This drama shouldn't surprise anyone familiar with the clean energy race, and the growing threat to U.S. competitiveness from Asian nations like China, Japan, and South Korea. In the seminal report "Rising Tigers, Sleeping Giant," co-authors at the Breakthrough Institute and ITIF called attention to the billions of dollars in cleantech investment and the myriad of policies to encourage R&D, deployment, manufacturing and exports of clean technology. These investments and direct action on clean energy far surpass any efforts taken in the United States, where a decade-long focus on the politically toxic cap-and-trade has poisoned the well for anyone laboring to bring clean tech industrial policy to America.

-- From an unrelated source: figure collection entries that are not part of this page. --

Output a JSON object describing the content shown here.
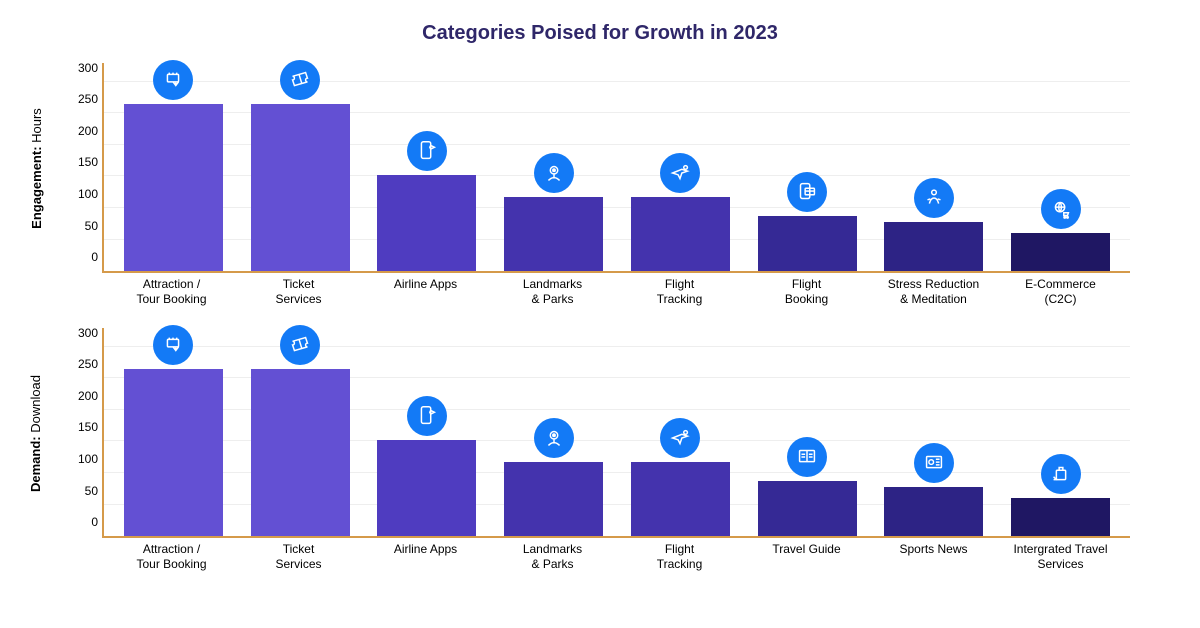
{
  "title": {
    "text": "Categories Poised for Growth in 2023",
    "color": "#2f2769",
    "fontsize": 20
  },
  "icon_badge_bg": "#137af6",
  "axis_color": "#d59a4a",
  "grid_color": "#eeeeee",
  "ymax": 330,
  "yticks": [
    0,
    50,
    100,
    150,
    200,
    250,
    300
  ],
  "charts": [
    {
      "ylabel_bold": "Engagement:",
      "ylabel_rest": " Hours",
      "bars": [
        {
          "label": "Attraction /\nTour Booking",
          "value": 265,
          "color": "#6350d3",
          "icon": "booking"
        },
        {
          "label": "Ticket\nServices",
          "value": 265,
          "color": "#6350d3",
          "icon": "ticket"
        },
        {
          "label": "Airline Apps",
          "value": 152,
          "color": "#4f3cc0",
          "icon": "phone-plane"
        },
        {
          "label": "Landmarks\n& Parks",
          "value": 117,
          "color": "#4433ad",
          "icon": "map-pin"
        },
        {
          "label": "Flight\nTracking",
          "value": 117,
          "color": "#4433ad",
          "icon": "plane-pin"
        },
        {
          "label": "Flight\nBooking",
          "value": 88,
          "color": "#352995",
          "icon": "phone-card"
        },
        {
          "label": "Stress Reduction\n& Meditation",
          "value": 78,
          "color": "#2d2385",
          "icon": "meditate"
        },
        {
          "label": "E-Commerce\n(C2C)",
          "value": 60,
          "color": "#1f1763",
          "icon": "globe-cart"
        }
      ]
    },
    {
      "ylabel_bold": "Demand:",
      "ylabel_rest": " Download",
      "bars": [
        {
          "label": "Attraction /\nTour Booking",
          "value": 265,
          "color": "#6350d3",
          "icon": "booking"
        },
        {
          "label": "Ticket\nServices",
          "value": 265,
          "color": "#6350d3",
          "icon": "ticket"
        },
        {
          "label": "Airline Apps",
          "value": 152,
          "color": "#4f3cc0",
          "icon": "phone-plane"
        },
        {
          "label": "Landmarks\n& Parks",
          "value": 117,
          "color": "#4433ad",
          "icon": "map-pin"
        },
        {
          "label": "Flight\nTracking",
          "value": 117,
          "color": "#4433ad",
          "icon": "plane-pin"
        },
        {
          "label": "Travel Guide",
          "value": 88,
          "color": "#352995",
          "icon": "guide"
        },
        {
          "label": "Sports News",
          "value": 78,
          "color": "#2d2385",
          "icon": "news"
        },
        {
          "label": "Intergrated Travel\nServices",
          "value": 60,
          "color": "#1f1763",
          "icon": "luggage"
        }
      ]
    }
  ]
}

The question is, should we be spending the bulk of our energy condemning China for its vigorous pursuit of a guaranteed-growth industry, or should we take a leaf out of their book? I would obviously not support the use of illegal trade policies to promote clean tech development in the United States, but perhaps this conflict will serve as the inspiration for the creation of a new American industrial policy. Government investment as a response to international forces were responsible for the propagation of nuclear energy, the space race, and tertiary effects of these investments like the personal computer and the Internet. Cleantech will be the next game-changing industry, and China obviously isn't afraid to get a little skin in the game. Are we?

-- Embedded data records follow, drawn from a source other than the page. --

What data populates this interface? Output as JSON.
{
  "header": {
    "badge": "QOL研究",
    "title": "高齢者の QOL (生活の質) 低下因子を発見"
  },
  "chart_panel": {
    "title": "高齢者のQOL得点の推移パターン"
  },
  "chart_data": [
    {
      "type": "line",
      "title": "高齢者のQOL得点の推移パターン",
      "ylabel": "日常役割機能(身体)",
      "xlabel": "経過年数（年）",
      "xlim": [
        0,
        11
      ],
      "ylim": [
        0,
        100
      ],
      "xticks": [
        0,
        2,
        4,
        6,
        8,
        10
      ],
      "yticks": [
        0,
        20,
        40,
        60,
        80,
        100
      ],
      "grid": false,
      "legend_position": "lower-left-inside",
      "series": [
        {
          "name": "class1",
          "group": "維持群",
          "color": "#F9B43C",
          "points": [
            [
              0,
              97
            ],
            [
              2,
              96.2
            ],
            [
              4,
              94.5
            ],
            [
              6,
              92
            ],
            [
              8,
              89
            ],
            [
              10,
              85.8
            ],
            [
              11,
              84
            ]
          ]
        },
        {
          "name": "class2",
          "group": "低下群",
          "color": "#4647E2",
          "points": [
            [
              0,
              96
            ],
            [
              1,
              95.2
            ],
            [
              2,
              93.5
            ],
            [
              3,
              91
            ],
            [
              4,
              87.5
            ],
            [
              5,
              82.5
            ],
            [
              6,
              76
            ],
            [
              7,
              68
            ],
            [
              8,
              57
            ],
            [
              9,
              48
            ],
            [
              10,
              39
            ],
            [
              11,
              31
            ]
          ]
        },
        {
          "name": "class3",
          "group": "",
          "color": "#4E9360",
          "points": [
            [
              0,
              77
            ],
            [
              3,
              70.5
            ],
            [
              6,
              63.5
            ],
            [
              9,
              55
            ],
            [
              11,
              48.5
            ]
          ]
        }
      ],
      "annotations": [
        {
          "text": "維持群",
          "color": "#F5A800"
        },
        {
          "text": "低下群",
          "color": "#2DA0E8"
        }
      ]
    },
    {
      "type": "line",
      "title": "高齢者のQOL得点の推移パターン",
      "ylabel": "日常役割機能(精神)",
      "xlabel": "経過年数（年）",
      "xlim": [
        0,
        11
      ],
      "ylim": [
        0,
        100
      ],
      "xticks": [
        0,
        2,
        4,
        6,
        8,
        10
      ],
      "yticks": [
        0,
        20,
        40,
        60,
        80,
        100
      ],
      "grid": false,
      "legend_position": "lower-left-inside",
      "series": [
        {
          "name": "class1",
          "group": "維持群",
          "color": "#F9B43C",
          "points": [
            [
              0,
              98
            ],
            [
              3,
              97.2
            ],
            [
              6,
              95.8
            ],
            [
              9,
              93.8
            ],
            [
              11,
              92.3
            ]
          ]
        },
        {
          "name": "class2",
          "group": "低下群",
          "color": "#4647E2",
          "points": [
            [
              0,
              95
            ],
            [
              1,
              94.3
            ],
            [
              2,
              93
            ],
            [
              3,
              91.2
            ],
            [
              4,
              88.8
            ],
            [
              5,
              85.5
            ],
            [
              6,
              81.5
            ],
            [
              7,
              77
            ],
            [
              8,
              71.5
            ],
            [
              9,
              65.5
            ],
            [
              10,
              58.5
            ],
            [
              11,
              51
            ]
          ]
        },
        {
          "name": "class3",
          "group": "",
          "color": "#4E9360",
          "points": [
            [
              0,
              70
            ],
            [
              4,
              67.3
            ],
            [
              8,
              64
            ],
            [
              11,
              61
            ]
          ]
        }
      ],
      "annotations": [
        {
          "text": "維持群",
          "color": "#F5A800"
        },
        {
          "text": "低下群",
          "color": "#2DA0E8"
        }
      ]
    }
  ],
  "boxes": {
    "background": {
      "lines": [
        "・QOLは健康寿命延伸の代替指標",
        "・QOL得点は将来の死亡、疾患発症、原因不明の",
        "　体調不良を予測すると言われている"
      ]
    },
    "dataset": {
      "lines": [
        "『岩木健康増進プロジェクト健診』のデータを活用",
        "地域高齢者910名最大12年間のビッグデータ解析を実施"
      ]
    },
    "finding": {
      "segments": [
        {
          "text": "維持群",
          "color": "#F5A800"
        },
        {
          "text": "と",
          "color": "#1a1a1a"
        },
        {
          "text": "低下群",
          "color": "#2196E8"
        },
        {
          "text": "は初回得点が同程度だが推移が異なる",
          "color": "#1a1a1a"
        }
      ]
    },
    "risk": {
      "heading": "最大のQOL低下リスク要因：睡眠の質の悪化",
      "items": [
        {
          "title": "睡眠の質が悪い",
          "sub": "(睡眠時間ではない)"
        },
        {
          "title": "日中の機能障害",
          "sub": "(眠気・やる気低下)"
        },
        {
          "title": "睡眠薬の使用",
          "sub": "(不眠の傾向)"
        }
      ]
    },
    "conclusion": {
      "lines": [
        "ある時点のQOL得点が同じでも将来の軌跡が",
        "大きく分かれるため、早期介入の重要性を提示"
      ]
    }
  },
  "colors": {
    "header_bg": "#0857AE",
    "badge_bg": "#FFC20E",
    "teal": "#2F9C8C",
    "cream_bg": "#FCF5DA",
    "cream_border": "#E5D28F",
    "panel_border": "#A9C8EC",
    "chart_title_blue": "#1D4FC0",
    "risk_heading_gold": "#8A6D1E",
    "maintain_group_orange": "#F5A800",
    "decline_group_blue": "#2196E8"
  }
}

Here's a round-up of reactions to the China-WTO story:
- Kate Sheppard (Mother Jones): "We can ask China to knock off the subsidies, but unless the US ramps up its own policies, we're probably still going to keep handing our lunch money over to China."
- John Whitehead (Environmental Economics): "The dynamic effects are not so clear. If the export subsidies trigger some sort of positive spillover effects (e.g., learning by doing that leads to a reduction in production cost), then the exporting country might benefit."
- Teryn Norris and Daniel Goldfarb (Americans for Energy Leadership): "Not only could China's practices end up suppressing innovation from both domestic and foreign firms, they could also discourage other countries from deploying clean energy."
- Brad Plumer (The New Republic): "So how should the United States respond? One possibility would be to retaliate and set up new trade barriers. But that runs the risk of making various renewable technologies more expensive, which would only deepen the world's reliance one cheaper and dirtier energy sources like coal."
- Michael Levi (Council on Foreign Relations): "This dynamic is no different from happens in many other sectors. China assembles computers that used to be made in the United States. Does anyone think that this means America is losing from the computer and IT revolutions? Of course not: the United States is making its contributions primarily in fields that yield far greater profits, while cheap Chinese computer assembly is enlarging the market for everything computer and IT-related."
- Randy Rieland (Grist): "Multinational companies have shied away from formally challenging the practice because they're afraid they'll be shut out of the alluring Chinese market."